Ottawa house prices climbed eight per cent to an average of $447,600 in March compared to a year earlier, while prices for condominiums edged up just 0.7 per cent to $275,600, according to data published Thursday by the Ottawa Real Estate Board.
These averages reflect the sale of some 1,660 residential properties sold last month through the board’s multiple listing service. They do not include data from the sale of new homes.
The number of properties available is somewhat constrained, with some 4,600 active listings at the end of March compared to nearly 6,000 a year earlier, which may have contributed to the rise in prices. To put the number of listings in context, the board represents some 3,000 sales reps and brokers in the Ottawa area.
Properties are selling faster, suggesting the market may be shifting in favour of sellers.
Residential properties sold in March had averaged 39 days on the market compared to 47 days in March 2017, while it took 58 days on average to sell a condominium compared to 78 days a year earlier.

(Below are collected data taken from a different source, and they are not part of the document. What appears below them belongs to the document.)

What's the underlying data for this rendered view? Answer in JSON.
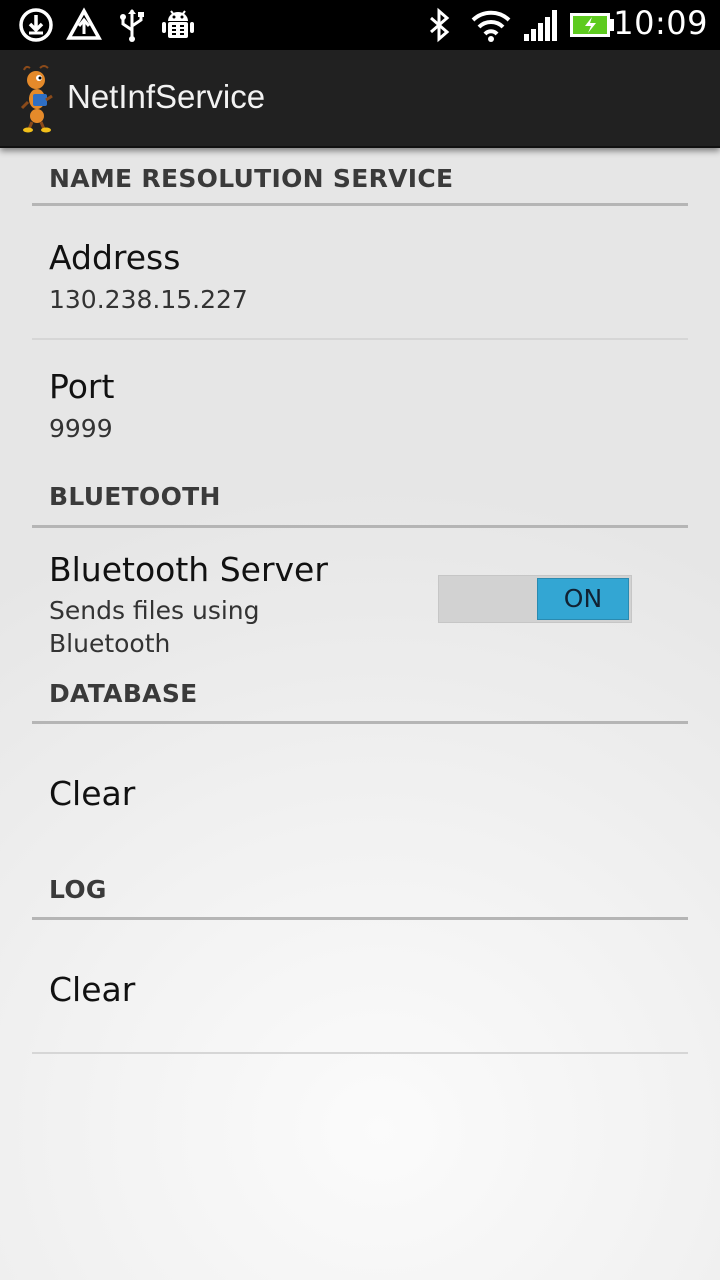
{
  "status_bar": {
    "time": "10:09",
    "left_icons": [
      "download-sync-icon",
      "data-transfer-icon",
      "usb-icon",
      "android-debug-icon"
    ],
    "right_icons": [
      "bluetooth-icon",
      "wifi-icon",
      "signal-icon",
      "battery-charging-icon"
    ],
    "battery_color": "#5ecb1f"
  },
  "action_bar": {
    "title": "NetInfService",
    "icon": "ant-mascot-icon"
  },
  "sections": {
    "nrs": {
      "header": "NAME RESOLUTION SERVICE",
      "address": {
        "title": "Address",
        "summary": "130.238.15.227"
      },
      "port": {
        "title": "Port",
        "summary": "9999"
      }
    },
    "bluetooth": {
      "header": "BLUETOOTH",
      "server": {
        "title": "Bluetooth Server",
        "summary": "Sends files using Bluetooth",
        "toggle_label": "ON"
      }
    },
    "database": {
      "header": "DATABASE",
      "clear": {
        "title": "Clear"
      }
    },
    "log": {
      "header": "LOG",
      "clear": {
        "title": "Clear"
      }
    }
  },
  "colors": {
    "accent": "#33a6d3",
    "action_bar": "#212121"
  }
}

Prices fetched through the sale of condominiums varied considerably by district. In March, these jumped fastest in the east (up 7.4 per cent to an average of $284,200) and were weakest in the downtown core (down 5.1 per cent year over year to $392,500).

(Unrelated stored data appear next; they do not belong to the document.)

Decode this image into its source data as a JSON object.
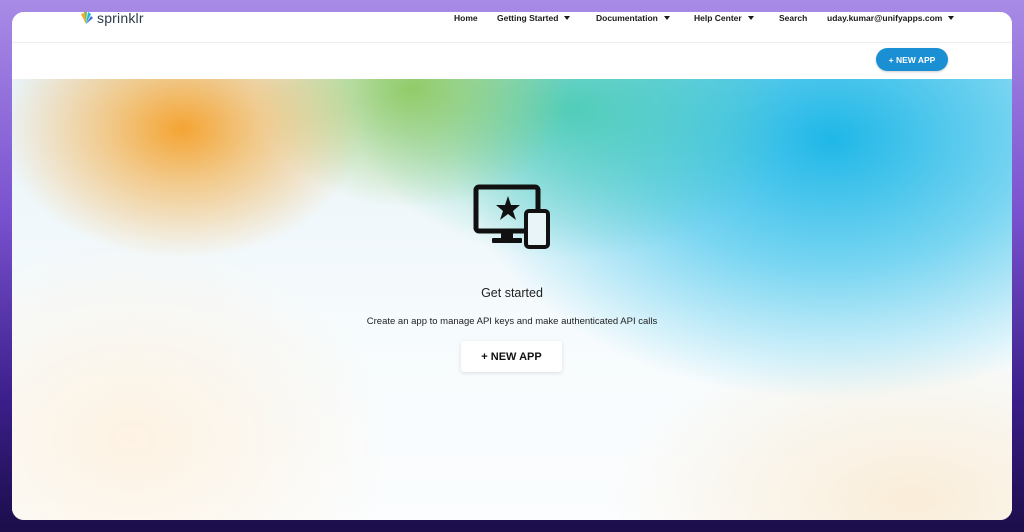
{
  "brand": {
    "name": "sprinklr",
    "logo_colors": [
      "#f7a823",
      "#7bc043",
      "#1fb3e6",
      "#3f6fd8"
    ]
  },
  "nav": {
    "items": [
      {
        "label": "Home",
        "has_dropdown": false
      },
      {
        "label": "Getting Started",
        "has_dropdown": true
      },
      {
        "label": "Documentation",
        "has_dropdown": true
      },
      {
        "label": "Help Center",
        "has_dropdown": true
      },
      {
        "label": "Search",
        "has_dropdown": false
      },
      {
        "label": "uday.kumar@unifyapps.com",
        "has_dropdown": true
      }
    ]
  },
  "toolbar": {
    "new_app_label": "+ NEW APP",
    "accent": "#1b8fd4"
  },
  "empty_state": {
    "icon": "devices-star-icon",
    "title": "Get started",
    "description": "Create an app to manage API keys and make authenticated API calls",
    "button_label": "+ NEW APP"
  }
}
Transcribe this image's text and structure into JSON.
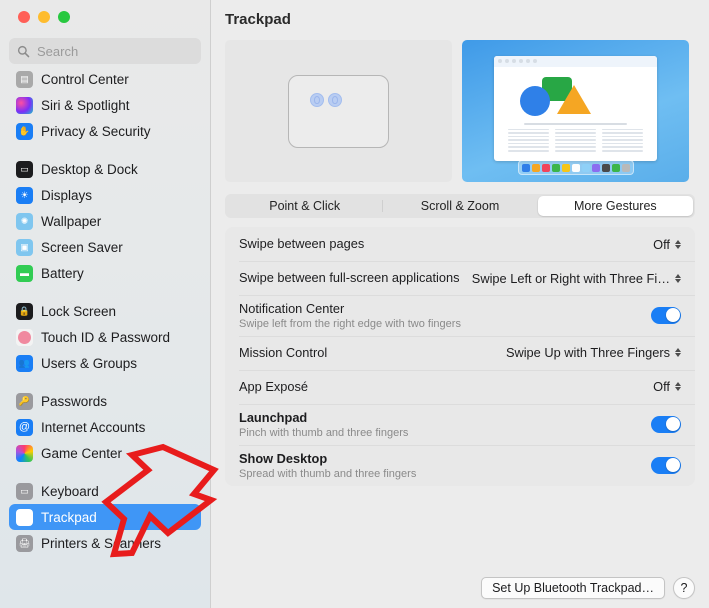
{
  "window": {
    "traffic_lights": [
      "close",
      "minimize",
      "maximize"
    ],
    "colors": {
      "accent": "#3f96f6",
      "toggle_on": "#1a7ef5",
      "annotation": "#e81c1c"
    }
  },
  "search": {
    "placeholder": "Search",
    "value": "",
    "icon": "search-icon"
  },
  "sidebar": {
    "groups": [
      {
        "items": [
          {
            "label": "Control Center",
            "icon": "control-center-icon",
            "color": "#a9a9a9",
            "selected": false
          },
          {
            "label": "Siri & Spotlight",
            "icon": "siri-icon",
            "color": "#c03a6e",
            "selected": false
          },
          {
            "label": "Privacy & Security",
            "icon": "privacy-security-icon",
            "color": "#1a7ef5",
            "selected": false
          }
        ]
      },
      {
        "items": [
          {
            "label": "Desktop & Dock",
            "icon": "desktop-dock-icon",
            "color": "#1c1c1e",
            "selected": false
          },
          {
            "label": "Displays",
            "icon": "displays-icon",
            "color": "#1a7ef5",
            "selected": false
          },
          {
            "label": "Wallpaper",
            "icon": "wallpaper-icon",
            "color": "#7fc6ef",
            "selected": false
          },
          {
            "label": "Screen Saver",
            "icon": "screen-saver-icon",
            "color": "#7fc6ef",
            "selected": false
          },
          {
            "label": "Battery",
            "icon": "battery-icon",
            "color": "#31cc53",
            "selected": false
          }
        ]
      },
      {
        "items": [
          {
            "label": "Lock Screen",
            "icon": "lock-screen-icon",
            "color": "#1c1c1e",
            "selected": false
          },
          {
            "label": "Touch ID & Password",
            "icon": "touch-id-icon",
            "color": "#f0899f",
            "selected": false
          },
          {
            "label": "Users & Groups",
            "icon": "users-groups-icon",
            "color": "#1a7ef5",
            "selected": false
          }
        ]
      },
      {
        "items": [
          {
            "label": "Passwords",
            "icon": "passwords-icon",
            "color": "#9a9a9e",
            "selected": false
          },
          {
            "label": "Internet Accounts",
            "icon": "internet-accounts-icon",
            "color": "#1a7ef5",
            "selected": false
          },
          {
            "label": "Game Center",
            "icon": "game-center-icon",
            "color": "#ffffff",
            "selected": false
          }
        ]
      },
      {
        "items": [
          {
            "label": "Keyboard",
            "icon": "keyboard-icon",
            "color": "#9a9a9e",
            "selected": false
          },
          {
            "label": "Trackpad",
            "icon": "trackpad-icon",
            "color": "#9a9a9e",
            "selected": true
          },
          {
            "label": "Printers & Scanners",
            "icon": "printers-scanners-icon",
            "color": "#9a9a9e",
            "selected": false
          }
        ]
      }
    ]
  },
  "header": {
    "title": "Trackpad"
  },
  "preview": {
    "gesture_pad": {
      "name": "trackpad-gesture-preview",
      "fingers": 2
    },
    "video": {
      "name": "gesture-video-preview"
    }
  },
  "tabs": [
    {
      "label": "Point & Click",
      "active": false
    },
    {
      "label": "Scroll & Zoom",
      "active": false
    },
    {
      "label": "More Gestures",
      "active": true
    }
  ],
  "settings": [
    {
      "name": "swipe-between-pages",
      "title": "Swipe between pages",
      "sub": "",
      "control": "popup",
      "value": "Off",
      "bold": false
    },
    {
      "name": "swipe-between-fullscreen-apps",
      "title": "Swipe between full-screen applications",
      "sub": "",
      "control": "popup",
      "value": "Swipe Left or Right with Three Fi…",
      "bold": false
    },
    {
      "name": "notification-center",
      "title": "Notification Center",
      "sub": "Swipe left from the right edge with two fingers",
      "control": "toggle",
      "value": "on",
      "bold": false
    },
    {
      "name": "mission-control",
      "title": "Mission Control",
      "sub": "",
      "control": "popup",
      "value": "Swipe Up with Three Fingers",
      "bold": false
    },
    {
      "name": "app-expose",
      "title": "App Exposé",
      "sub": "",
      "control": "popup",
      "value": "Off",
      "bold": false
    },
    {
      "name": "launchpad",
      "title": "Launchpad",
      "sub": "Pinch with thumb and three fingers",
      "control": "toggle",
      "value": "on",
      "bold": true
    },
    {
      "name": "show-desktop",
      "title": "Show Desktop",
      "sub": "Spread with thumb and three fingers",
      "control": "toggle",
      "value": "on",
      "bold": true
    }
  ],
  "footer": {
    "setup_button": "Set Up Bluetooth Trackpad…",
    "help_button": "?"
  },
  "annotation": {
    "type": "arrow",
    "points_to": "Trackpad",
    "color": "#e81c1c"
  }
}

Condo prices improved 4.3 per cent in the south (to $236,900) and 3.3 per cent in the west (to $330,700).
The board also provided more detailed data Thursday on the sale of single-family homes using benchmark prices — which are based on an index that standardizes housing features and is considered a better barometer of underlying trends.
Across the city, the benchmark price for single family homes jumped 8.4 per cent year over year in March to $413,500. Not surprisingly in a city that covers so much territory, there was considerable variation in the 46 real estate districts tracked by this newspaper.
The top gainer, Rockcliffe Park, also happens to be the wealthiest. Nevertheless, not much should be read into the 36 per cent year over year jump in benchmark prices to $1.6 million. This was based on the sale of just one property.
More revealing was the 29.1 per cent gain to $790,000 in benchmark prices in nearby New Edinburgh-Lindenlea — the city’s second wealthiest enclave. This data reflected seven sales in March — still relatively few but enough to form a reasonable sample.
Most the the top 10 districts in terms of year over year price gains were in the west — in a band stretching along the Ottawa River from Churchill Avenue to Kanata. This has been a consistent pattern for months as prices have responded to a number of factors including the opening of the National Defence headquarters at 60 Moodie Dr. and the consolidation of much of the city’s tech industry in Kanata.
Indeed, Kanata has experienced double-digit increases in the benchmark price for single-family homes in each of the past two months. A year ago, the district was among those reporting the slowest growth in resale house prices.
Districts more favourable to home buyers, at least in terms of price, were scattered throughout the east, south and downtown core. The smallest price gain was recorded in Carlsbad Springs (single-family homes sold for $331,700 — up 1.2 per cent from March 2017) while price hikes in Blackburn Hamlet were a modest 4.1 per cent (to $399,300).